YOUR SOLIN GENERATED RECIPE
Black Bean and Grass-Fed Beef Enchiladas with Melted Cheese
Savor the fusion of flavors in these hearty enchiladas, featuring lean grass-fed beef paired with nutritious black beans, wrapped in soft corn tortillas and smothered in a rich, melted cheese topping. Enhanced with a zesty enchilada sauce and aromatic spices, this dish brings comfort and indulgence to the table while keeping it balanced.
INGREDIENTS
3 ounces Grass-Fed Ground Beef
1/2 cup Black Beans
2 Corn Tortillas
1/4 cup Shredded Cheddar Cheese
1/2 cup Enchilada Sauce
1/4 medium Onion
1 Garlic Clove
1 tsp Cumin
Salt and Pepper to taste
PREPARATION
Preheat your oven to 375°F.
In a skillet over medium heat, sauté the chopped onion and minced garlic until soft and fragrant.
Add the grass-fed ground beef to the skillet.

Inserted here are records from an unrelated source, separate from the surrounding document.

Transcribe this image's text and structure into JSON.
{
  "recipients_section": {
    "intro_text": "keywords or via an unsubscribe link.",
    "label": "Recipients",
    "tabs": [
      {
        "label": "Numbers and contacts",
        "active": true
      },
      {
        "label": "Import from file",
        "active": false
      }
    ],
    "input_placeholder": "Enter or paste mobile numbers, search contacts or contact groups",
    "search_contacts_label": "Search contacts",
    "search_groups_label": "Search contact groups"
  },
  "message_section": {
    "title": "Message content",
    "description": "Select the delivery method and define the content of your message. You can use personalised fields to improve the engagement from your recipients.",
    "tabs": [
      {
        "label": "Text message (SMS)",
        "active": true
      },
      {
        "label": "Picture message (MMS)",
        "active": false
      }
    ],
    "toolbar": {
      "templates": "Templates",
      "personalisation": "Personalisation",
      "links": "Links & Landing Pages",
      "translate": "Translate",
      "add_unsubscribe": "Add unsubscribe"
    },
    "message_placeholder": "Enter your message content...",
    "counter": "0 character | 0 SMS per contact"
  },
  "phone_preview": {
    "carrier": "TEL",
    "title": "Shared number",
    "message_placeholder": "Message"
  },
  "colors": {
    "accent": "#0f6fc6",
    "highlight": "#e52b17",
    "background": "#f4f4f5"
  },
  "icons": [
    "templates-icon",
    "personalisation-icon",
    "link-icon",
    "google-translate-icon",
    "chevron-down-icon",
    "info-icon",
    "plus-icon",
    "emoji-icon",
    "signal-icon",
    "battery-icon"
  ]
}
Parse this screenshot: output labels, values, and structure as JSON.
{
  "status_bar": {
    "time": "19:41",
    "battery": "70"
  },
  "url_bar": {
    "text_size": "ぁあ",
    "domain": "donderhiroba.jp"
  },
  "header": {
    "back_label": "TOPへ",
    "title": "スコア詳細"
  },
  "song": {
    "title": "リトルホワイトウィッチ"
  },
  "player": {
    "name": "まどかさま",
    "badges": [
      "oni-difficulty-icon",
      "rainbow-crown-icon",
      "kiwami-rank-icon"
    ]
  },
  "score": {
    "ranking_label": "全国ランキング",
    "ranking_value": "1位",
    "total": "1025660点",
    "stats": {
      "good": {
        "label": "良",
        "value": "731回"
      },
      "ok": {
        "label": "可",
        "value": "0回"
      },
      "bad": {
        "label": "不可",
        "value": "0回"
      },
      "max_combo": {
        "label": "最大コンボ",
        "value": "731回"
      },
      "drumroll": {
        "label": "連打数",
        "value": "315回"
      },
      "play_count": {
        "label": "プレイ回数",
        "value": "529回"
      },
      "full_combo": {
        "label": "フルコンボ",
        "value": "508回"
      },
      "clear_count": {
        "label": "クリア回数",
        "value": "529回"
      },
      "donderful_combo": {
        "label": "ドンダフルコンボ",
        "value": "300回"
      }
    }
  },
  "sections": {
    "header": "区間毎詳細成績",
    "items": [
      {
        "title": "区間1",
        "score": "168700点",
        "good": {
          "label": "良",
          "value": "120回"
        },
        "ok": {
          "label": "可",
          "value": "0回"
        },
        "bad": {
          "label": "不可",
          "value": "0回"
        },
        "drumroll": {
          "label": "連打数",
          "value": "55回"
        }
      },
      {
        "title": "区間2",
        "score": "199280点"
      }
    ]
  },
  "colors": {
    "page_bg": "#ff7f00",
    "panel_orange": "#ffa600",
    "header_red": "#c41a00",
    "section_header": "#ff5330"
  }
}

Cook until browned, breaking it up with a spatula. Season with salt, pepper, and cumin.
Stir in the black beans and let the mixture heat through for another 2 minutes.
Warm the corn tortillas slightly in a dry pan or microwave so they become pliable.

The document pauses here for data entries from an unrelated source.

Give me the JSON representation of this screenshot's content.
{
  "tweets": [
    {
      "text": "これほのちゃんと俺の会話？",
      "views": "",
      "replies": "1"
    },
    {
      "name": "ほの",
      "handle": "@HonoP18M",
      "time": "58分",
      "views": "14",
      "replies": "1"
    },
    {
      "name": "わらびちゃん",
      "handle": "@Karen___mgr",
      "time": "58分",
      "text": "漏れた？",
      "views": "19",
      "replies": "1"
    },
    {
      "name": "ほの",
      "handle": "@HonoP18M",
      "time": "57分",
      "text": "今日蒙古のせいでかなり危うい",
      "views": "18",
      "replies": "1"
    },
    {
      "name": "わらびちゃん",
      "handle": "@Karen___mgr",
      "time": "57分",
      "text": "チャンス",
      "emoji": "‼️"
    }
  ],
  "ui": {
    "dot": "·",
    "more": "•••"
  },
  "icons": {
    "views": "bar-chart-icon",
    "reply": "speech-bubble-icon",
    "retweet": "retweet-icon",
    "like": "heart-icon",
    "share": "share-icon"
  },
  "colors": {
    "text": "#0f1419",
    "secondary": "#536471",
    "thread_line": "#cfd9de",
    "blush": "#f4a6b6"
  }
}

Spoon an even layer of the beef and bean mixture onto each tortilla, drizzle a little enchilada sauce, then roll them up tightly.

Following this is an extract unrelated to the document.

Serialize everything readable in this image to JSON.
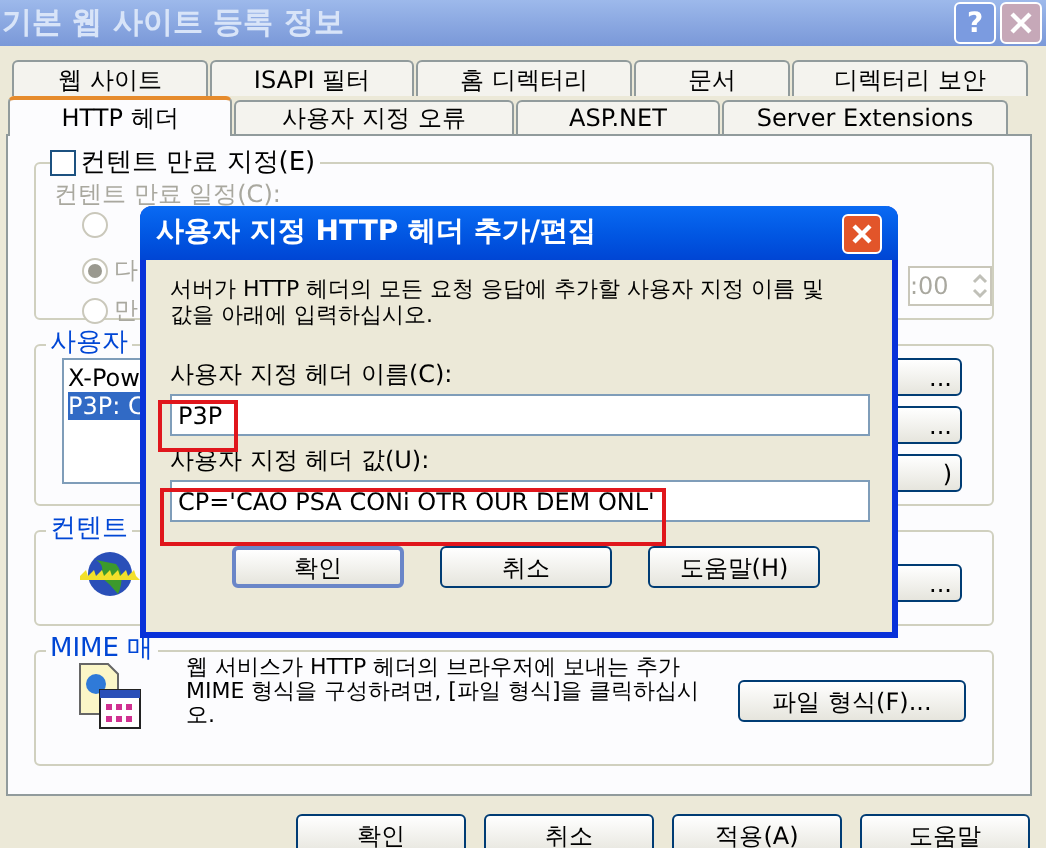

Place the rolled enchiladas seam side down in an oven-safe dish. Pour the remaining enchilada sauce evenly over the top.
Sprinkle the shredded cheddar cheese over the enchiladas.
Bake in the preheated oven for 15-20 minutes until the cheese is melted and bubbly.
Serve hot and enjoy your flavorful, balanced meal.